A recent white paper published by Google’s Quantum AI team has sparked renewed debate over the security of major cryptocurrencies like Bitcoin and Ethereum. According to the report, the computational power required to break the encryption that secures these crypto networks may be significantly lower than previously assumed. While the Taproot upgrade has bolstered efficiency and privacy on the Bitcoin network, Google’s scientists highlighted that it could also increase vulnerability to quantum attacks.
Quantum computers may be closer than thought
The study re-examined earlier forecasts regarding the number of quantum bits (qubits) needed for a successful quantum attack on Bitcoin’s cryptography. Previous assumptions held that several million qubits would be required, putting such a threat far into the future. However, Google’s team now estimates this number could be under 500,000. The research also outlines two model attack scenarios that might only require between 1,200 and 1,450 high-quality qubits.
Google had previously cited 2029 as a milestone year for deploying “usable” quantum systems. The new findings suggest that crypto assets could face heightened risks from quantum computing advances on a much shorter timeline than many in the ecosystem had anticipated.
Unlike classical computers, quantum computers are capable of solving complex problems with vastly greater efficiency. This disrupts current cryptographic safeguards, such as those protecting crypto wallets. Although quantum computers have yet to reach the level required to launch such attacks in practice, the specter of their capabilities is already fueling anxiety among investors and crypto advocates.
Real-time transactions bring increased exposure
The research team emphasized that, rather than targeting old wallets with exposed public keys, an attacker wielding a fast enough quantum computer could intervene during live transactions. Every time Bitcoin is transferred, the recipient’s public key is briefly visible. In that short window, a quantum computer could theoretically deduce the corresponding private key, allowing stolen funds to be redirected before the transaction is securely added to the blockchain.
Google’s simulation demonstrated that a portion of the required calculations for this attack can be prepared ahead of time.
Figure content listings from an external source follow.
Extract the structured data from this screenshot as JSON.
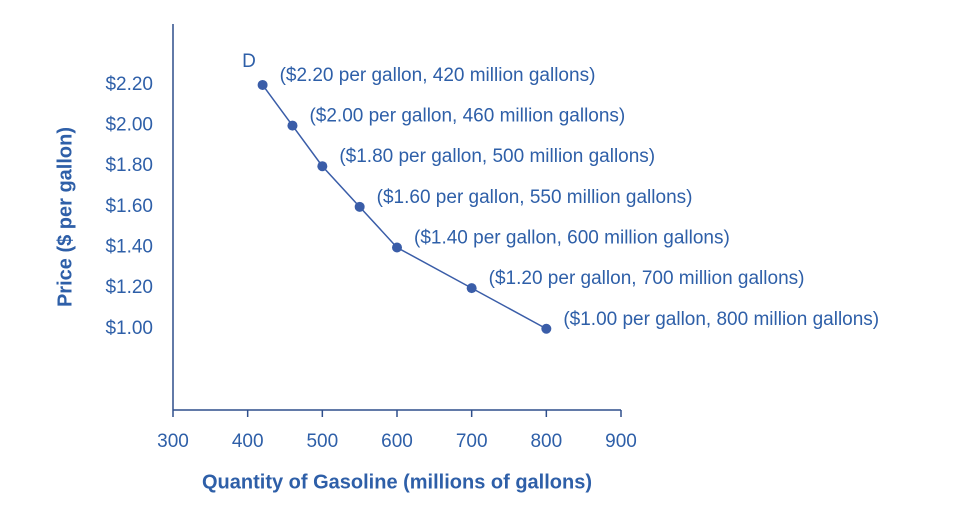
{
  "chart_data": {
    "type": "line",
    "x_label": "Quantity of Gasoline (millions of gallons)",
    "y_label": "Price ($ per gallon)",
    "annotation": "D",
    "xlim": [
      300,
      900
    ],
    "xticks": [
      300,
      400,
      500,
      600,
      700,
      800,
      900
    ],
    "ylim": [
      0.6,
      2.5
    ],
    "yticks": [
      {
        "value": 1.0,
        "label": "$1.00"
      },
      {
        "value": 1.2,
        "label": "$1.20"
      },
      {
        "value": 1.4,
        "label": "$1.40"
      },
      {
        "value": 1.6,
        "label": "$1.60"
      },
      {
        "value": 1.8,
        "label": "$1.80"
      },
      {
        "value": 2.0,
        "label": "$2.00"
      },
      {
        "value": 2.2,
        "label": "$2.20"
      }
    ],
    "grid": false,
    "series": [
      {
        "color": "#3a5da8",
        "x": [
          420,
          460,
          500,
          550,
          600,
          700,
          800
        ],
        "values": [
          2.2,
          2.0,
          1.8,
          1.6,
          1.4,
          1.2,
          1.0
        ],
        "value_labels": [
          "($2.20 per gallon, 420 million gallons)",
          "($2.00 per gallon, 460 million gallons)",
          "($1.80 per gallon, 500 million gallons)",
          "($1.60 per gallon, 550 million gallons)",
          "($1.40 per gallon, 600 million gallons)",
          "($1.20 per gallon, 700 million gallons)",
          "($1.00 per gallon, 800 million gallons)"
        ]
      }
    ]
  }
}
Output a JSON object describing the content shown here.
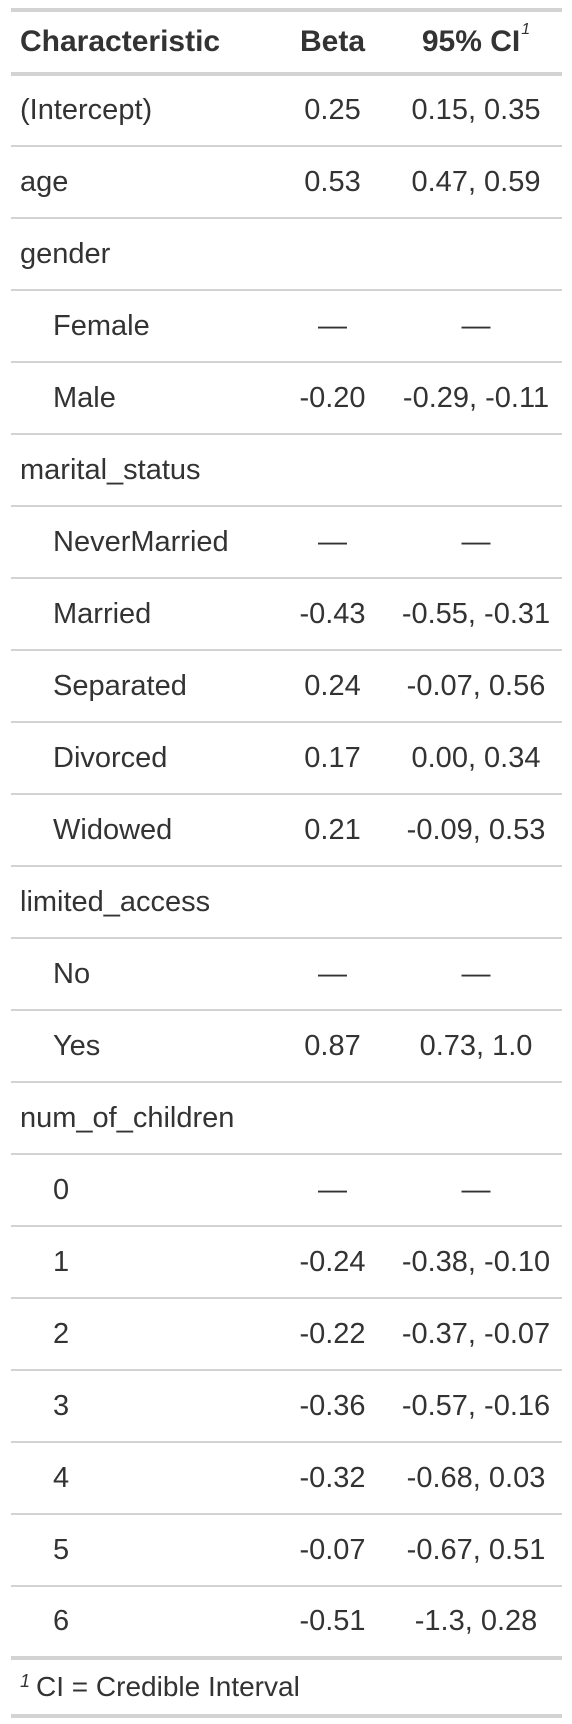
{
  "table": {
    "headers": {
      "characteristic": "Characteristic",
      "beta": "Beta",
      "ci": "95% CI",
      "ci_footnote_mark": "1"
    },
    "rows": [
      {
        "label": "(Intercept)",
        "beta": "0.25",
        "ci": "0.15, 0.35",
        "indent": false
      },
      {
        "label": "age",
        "beta": "0.53",
        "ci": "0.47, 0.59",
        "indent": false
      },
      {
        "label": "gender",
        "beta": "",
        "ci": "",
        "indent": false
      },
      {
        "label": "Female",
        "beta": "—",
        "ci": "—",
        "indent": true
      },
      {
        "label": "Male",
        "beta": "-0.20",
        "ci": "-0.29, -0.11",
        "indent": true
      },
      {
        "label": "marital_status",
        "beta": "",
        "ci": "",
        "indent": false
      },
      {
        "label": "NeverMarried",
        "beta": "—",
        "ci": "—",
        "indent": true
      },
      {
        "label": "Married",
        "beta": "-0.43",
        "ci": "-0.55, -0.31",
        "indent": true
      },
      {
        "label": "Separated",
        "beta": "0.24",
        "ci": "-0.07, 0.56",
        "indent": true
      },
      {
        "label": "Divorced",
        "beta": "0.17",
        "ci": "0.00, 0.34",
        "indent": true
      },
      {
        "label": "Widowed",
        "beta": "0.21",
        "ci": "-0.09, 0.53",
        "indent": true
      },
      {
        "label": "limited_access",
        "beta": "",
        "ci": "",
        "indent": false
      },
      {
        "label": "No",
        "beta": "—",
        "ci": "—",
        "indent": true
      },
      {
        "label": "Yes",
        "beta": "0.87",
        "ci": "0.73, 1.0",
        "indent": true
      },
      {
        "label": "num_of_children",
        "beta": "",
        "ci": "",
        "indent": false
      },
      {
        "label": "0",
        "beta": "—",
        "ci": "—",
        "indent": true
      },
      {
        "label": "1",
        "beta": "-0.24",
        "ci": "-0.38, -0.10",
        "indent": true
      },
      {
        "label": "2",
        "beta": "-0.22",
        "ci": "-0.37, -0.07",
        "indent": true
      },
      {
        "label": "3",
        "beta": "-0.36",
        "ci": "-0.57, -0.16",
        "indent": true
      },
      {
        "label": "4",
        "beta": "-0.32",
        "ci": "-0.68, 0.03",
        "indent": true
      },
      {
        "label": "5",
        "beta": "-0.07",
        "ci": "-0.67, 0.51",
        "indent": true
      },
      {
        "label": "6",
        "beta": "-0.51",
        "ci": "-1.3, 0.28",
        "indent": true
      }
    ],
    "footnote": {
      "mark": "1",
      "text": "CI = Credible Interval"
    }
  }
}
Once a cryptocurrency transfer is initiated, a quantum-enabled attacker could potentially complete the hack in around nine minutes. Given that Bitcoin transactions typically take about ten minutes to be confirmed on the blockchain, Google’s analysis estimates a roughly 41% chance that a malicious party could approve their fraudulent transaction before the legitimate one is processed.
The study extended its analysis to other cryptocurrencies, noting that networks like Ethereum—where transactions confirm almost instantly—may present a smaller target window for quantum attacks. This structural difference could make Ethereum less exposed to the specific type of quantum threat described.
Another key finding relates to existing vulnerabilities: around 6.9 million Bitcoins, nearly a third of the total supply, are stored in wallets where the public key has been revealed at some point. This figure includes about 1.7 million coins from Bitcoin’s early days and assets held in addresses that have been reused. Previous risk assessments from various institutions had downplayed the number of susceptible wallets, but Google’s research suggests the risk could be more substantial than earlier believed.
“Due to the Taproot design choice, the number of wallets potentially exposed to quantum-based attacks may increase,” the researchers concluded.
The Google Quantum AI team also disclosed that some sensitive details were deliberately withheld from publication to prevent misuse. Instead of step-by-step technical disclosure, the group employed zero-knowledge proofs to verify their analysis. This careful approach aimed to ensure the findings could be trusted while minimizing the potential for malicious exploitation.